04 Februari 2023
Ratna,S.Pd.SD
Proofreading
Assalamualaikum sahabat literasi.Dengan mengucapkan bismillah walhamdu lillah kepada Tuhan Yang Maha Kuasa, saya masih diberikan kesehatan dan melakukan aktifitas sehari-hari. malam ini dengan suasana yang cerah mudah-mudahan menjadi pertanda baik untuk kita semua, dan semoga kita semua dapat fokus pada pertemuan Ke 12 KBMN gelombang 28.Adapaun narasumber pada mala mini adalah: Susanto,S.Pd. Tema Proofreading sebelum Menerbitkan Tulisan .
1. Pengertian Proofreading
Proofreading adalah membaca ulang kembali untuk memeriksa sebuah
penulisan untuk mengetahui apakah ada yang salah atau tidak sebelum tulisan itu
di publikasikan/diterbitkan atau dibukukan. Proofreading sangat berguna
untuk meminimalisir kesalahan pada saat kita menulis di suatu media yang akan
kita publikasikan atau cetak dalam bentuk buku.
2. Hal-hal yang harus
diperhatikan dalam Proofreading
Tugas seorang proofreader bukan hanya
membetulkan ejaan atau tanda baca. Seorang proofreader juga harus bisa
memastikan bahwa tulisan yang sedang ia baca bisa diterima logika dan dipahami.

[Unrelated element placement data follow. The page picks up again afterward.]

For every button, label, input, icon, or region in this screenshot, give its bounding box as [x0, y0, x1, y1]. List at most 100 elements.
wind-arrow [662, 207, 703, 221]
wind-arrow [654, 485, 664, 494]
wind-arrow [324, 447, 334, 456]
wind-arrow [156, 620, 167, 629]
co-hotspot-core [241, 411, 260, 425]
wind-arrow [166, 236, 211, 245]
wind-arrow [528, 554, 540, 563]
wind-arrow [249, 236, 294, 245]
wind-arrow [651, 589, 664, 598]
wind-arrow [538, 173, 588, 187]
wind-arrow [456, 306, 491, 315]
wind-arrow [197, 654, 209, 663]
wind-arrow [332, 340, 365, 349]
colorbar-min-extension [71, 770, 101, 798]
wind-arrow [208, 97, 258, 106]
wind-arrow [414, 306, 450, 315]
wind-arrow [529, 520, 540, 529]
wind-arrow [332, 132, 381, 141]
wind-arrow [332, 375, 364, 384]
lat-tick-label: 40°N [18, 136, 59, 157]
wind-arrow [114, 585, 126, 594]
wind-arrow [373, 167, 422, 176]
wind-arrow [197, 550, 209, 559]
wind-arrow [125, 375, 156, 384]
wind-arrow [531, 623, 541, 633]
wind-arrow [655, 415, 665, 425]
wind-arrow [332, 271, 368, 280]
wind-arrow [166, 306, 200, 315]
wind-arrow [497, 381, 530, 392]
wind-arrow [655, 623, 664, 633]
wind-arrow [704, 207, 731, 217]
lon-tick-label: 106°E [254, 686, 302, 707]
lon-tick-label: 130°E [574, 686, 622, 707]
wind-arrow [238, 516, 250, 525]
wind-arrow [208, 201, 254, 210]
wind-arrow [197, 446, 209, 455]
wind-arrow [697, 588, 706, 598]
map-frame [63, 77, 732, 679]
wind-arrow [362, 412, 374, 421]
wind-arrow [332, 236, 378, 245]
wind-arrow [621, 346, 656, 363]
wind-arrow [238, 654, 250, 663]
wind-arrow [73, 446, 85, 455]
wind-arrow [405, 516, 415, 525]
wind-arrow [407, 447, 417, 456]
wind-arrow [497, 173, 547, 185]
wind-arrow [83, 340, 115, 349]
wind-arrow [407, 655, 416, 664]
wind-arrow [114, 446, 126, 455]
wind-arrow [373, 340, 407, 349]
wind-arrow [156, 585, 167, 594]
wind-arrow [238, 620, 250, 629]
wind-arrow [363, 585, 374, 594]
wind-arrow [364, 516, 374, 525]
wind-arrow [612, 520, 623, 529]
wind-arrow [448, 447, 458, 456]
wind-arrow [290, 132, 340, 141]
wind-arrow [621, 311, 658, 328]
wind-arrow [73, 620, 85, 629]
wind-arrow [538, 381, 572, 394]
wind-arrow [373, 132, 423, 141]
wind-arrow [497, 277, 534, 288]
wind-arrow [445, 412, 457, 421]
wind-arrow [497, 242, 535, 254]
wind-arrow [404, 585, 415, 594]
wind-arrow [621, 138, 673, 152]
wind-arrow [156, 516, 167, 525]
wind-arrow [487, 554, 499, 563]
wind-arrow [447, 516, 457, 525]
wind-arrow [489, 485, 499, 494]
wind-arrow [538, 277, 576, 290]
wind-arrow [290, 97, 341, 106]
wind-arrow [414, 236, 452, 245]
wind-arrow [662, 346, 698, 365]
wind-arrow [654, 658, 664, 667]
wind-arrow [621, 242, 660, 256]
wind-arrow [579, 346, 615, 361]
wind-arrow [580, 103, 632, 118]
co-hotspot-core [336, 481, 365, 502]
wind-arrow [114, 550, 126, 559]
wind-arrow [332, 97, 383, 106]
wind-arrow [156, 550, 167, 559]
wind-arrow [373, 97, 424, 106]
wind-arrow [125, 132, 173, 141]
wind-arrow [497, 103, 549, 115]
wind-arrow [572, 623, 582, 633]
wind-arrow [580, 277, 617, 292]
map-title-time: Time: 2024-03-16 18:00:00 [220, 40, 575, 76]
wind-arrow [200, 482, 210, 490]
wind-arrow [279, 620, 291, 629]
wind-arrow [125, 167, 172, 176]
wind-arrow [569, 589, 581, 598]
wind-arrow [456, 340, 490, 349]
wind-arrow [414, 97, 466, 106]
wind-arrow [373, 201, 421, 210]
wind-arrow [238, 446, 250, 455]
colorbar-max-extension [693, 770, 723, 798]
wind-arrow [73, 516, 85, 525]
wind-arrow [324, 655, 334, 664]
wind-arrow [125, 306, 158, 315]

untuk itu harus memperhatikan hal-hal sebagai berikut :
·
Substansi sebuah tulisan dapat dipahami oleh pembaca atau tidak?
·
Apakah sebuah kalimat efektif atau tidak?
·
Susunannya sudah tepat atau belum?
3. Mengapa harus melakukan proofreading?
Karena untuk meminimalisir kesalahan dalam penulisan, untuk itu
Proofreading merupakan tahapan penulisan yang sebaiknya tidak kita lewatkan.
Terutama jika kita berniat untuk menerbitkan karya tulis kepada khalayak luas
atau mempublikasikan, contohnya menulis di kompasiana.com atau di blog pribadi
4. Kapan kita melakukan proofreading?
Melakukan proofreading beberapa saat setelah selesai menulis.
menurut Bapak Padil (Supadilah) "Jangan terburu-buru mengirimkan artikel.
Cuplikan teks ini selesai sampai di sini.